In the present work, gelatin-cl-p(AAM-co-IA)/MMT nanocomposite was successfully synthesized with free-radical polymerization approach as a potential adsorbent for rejecting MG dye from an aqueous solution. The developed adsorbent was elucidated using various analytical instrumentation: FTIR, XRD, TGA, TEM, FE-SEM, and EDX techniques. The data confirmed that MMT nanoclays were mixed homogenously among grafted gelatin chains, thereby reinforcing the adsorption and thermal properties of the polymeric nanocomposites, comparing with non-modified gelatin and modified gelatin hydrogel. The adsorption MG dye process was influenced by various parameters. According to the adsorption process, the nanocomposite adsorbent was well fitted with Langmuir isotherm model (R2 value of 0.9827), with maximum adsorption efficiency of 950.5 mg/g. Meanwhile, the adsorption kinetics results were compatible with pseudo-first order and intraparticle diffusion kinetic models.

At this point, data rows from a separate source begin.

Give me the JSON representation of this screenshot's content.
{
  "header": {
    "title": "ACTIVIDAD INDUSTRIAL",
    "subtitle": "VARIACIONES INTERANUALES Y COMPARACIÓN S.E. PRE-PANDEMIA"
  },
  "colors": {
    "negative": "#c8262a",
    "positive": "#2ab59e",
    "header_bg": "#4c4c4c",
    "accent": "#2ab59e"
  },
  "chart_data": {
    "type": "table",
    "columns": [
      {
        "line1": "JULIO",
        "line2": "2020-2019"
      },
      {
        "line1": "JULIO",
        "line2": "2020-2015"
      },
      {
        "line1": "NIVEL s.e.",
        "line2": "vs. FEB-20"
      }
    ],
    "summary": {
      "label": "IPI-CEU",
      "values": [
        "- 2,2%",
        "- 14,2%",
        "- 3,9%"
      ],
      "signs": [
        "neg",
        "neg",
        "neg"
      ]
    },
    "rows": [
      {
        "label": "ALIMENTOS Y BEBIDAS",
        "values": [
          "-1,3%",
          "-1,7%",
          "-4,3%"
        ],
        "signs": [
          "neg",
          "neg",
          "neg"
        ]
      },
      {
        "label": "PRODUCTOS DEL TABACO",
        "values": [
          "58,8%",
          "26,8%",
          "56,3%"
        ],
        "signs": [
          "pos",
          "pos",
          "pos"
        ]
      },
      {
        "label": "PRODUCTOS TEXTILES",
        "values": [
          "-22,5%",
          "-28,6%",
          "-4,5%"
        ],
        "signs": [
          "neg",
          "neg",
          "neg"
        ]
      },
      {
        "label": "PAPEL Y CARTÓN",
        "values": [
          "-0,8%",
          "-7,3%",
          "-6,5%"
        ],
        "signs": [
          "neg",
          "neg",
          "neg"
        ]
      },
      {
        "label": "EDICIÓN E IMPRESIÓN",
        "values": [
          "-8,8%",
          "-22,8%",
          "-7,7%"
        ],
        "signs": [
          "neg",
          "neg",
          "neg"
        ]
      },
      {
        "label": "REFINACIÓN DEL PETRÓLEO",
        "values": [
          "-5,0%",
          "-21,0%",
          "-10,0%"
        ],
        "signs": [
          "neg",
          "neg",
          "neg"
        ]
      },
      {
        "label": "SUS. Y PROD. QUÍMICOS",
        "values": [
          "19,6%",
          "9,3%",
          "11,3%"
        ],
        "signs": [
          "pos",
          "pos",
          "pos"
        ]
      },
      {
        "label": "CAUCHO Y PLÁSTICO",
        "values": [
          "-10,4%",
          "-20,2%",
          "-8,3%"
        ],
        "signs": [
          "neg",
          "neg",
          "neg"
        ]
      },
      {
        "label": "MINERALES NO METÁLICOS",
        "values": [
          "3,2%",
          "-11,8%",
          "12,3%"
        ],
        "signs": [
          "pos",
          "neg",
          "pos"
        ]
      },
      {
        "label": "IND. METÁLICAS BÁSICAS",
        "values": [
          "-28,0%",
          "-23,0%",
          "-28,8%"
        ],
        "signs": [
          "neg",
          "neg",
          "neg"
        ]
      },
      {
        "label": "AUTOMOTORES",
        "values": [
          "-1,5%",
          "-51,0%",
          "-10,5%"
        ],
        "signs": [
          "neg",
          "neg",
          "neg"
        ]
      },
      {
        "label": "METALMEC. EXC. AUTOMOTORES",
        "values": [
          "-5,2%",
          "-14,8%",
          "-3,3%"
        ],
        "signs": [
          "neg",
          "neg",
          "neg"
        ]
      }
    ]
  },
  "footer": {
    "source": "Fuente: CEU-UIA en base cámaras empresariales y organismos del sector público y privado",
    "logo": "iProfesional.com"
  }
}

The adsorbents were successfully regenerated in four adsorption/desorption cycles, and the findings indicated good recyclability for the prepared modified gelatin nanocomposite. The adsorption process between MG dye molecules and adsorbent nanocomposite was dominated by electrostatic force, coordination bonding, and hydrogen bonding interactions. Overall, the fabricated nanocomposite is one of the most promising low-cost and highly efficient adsorbent for water purification.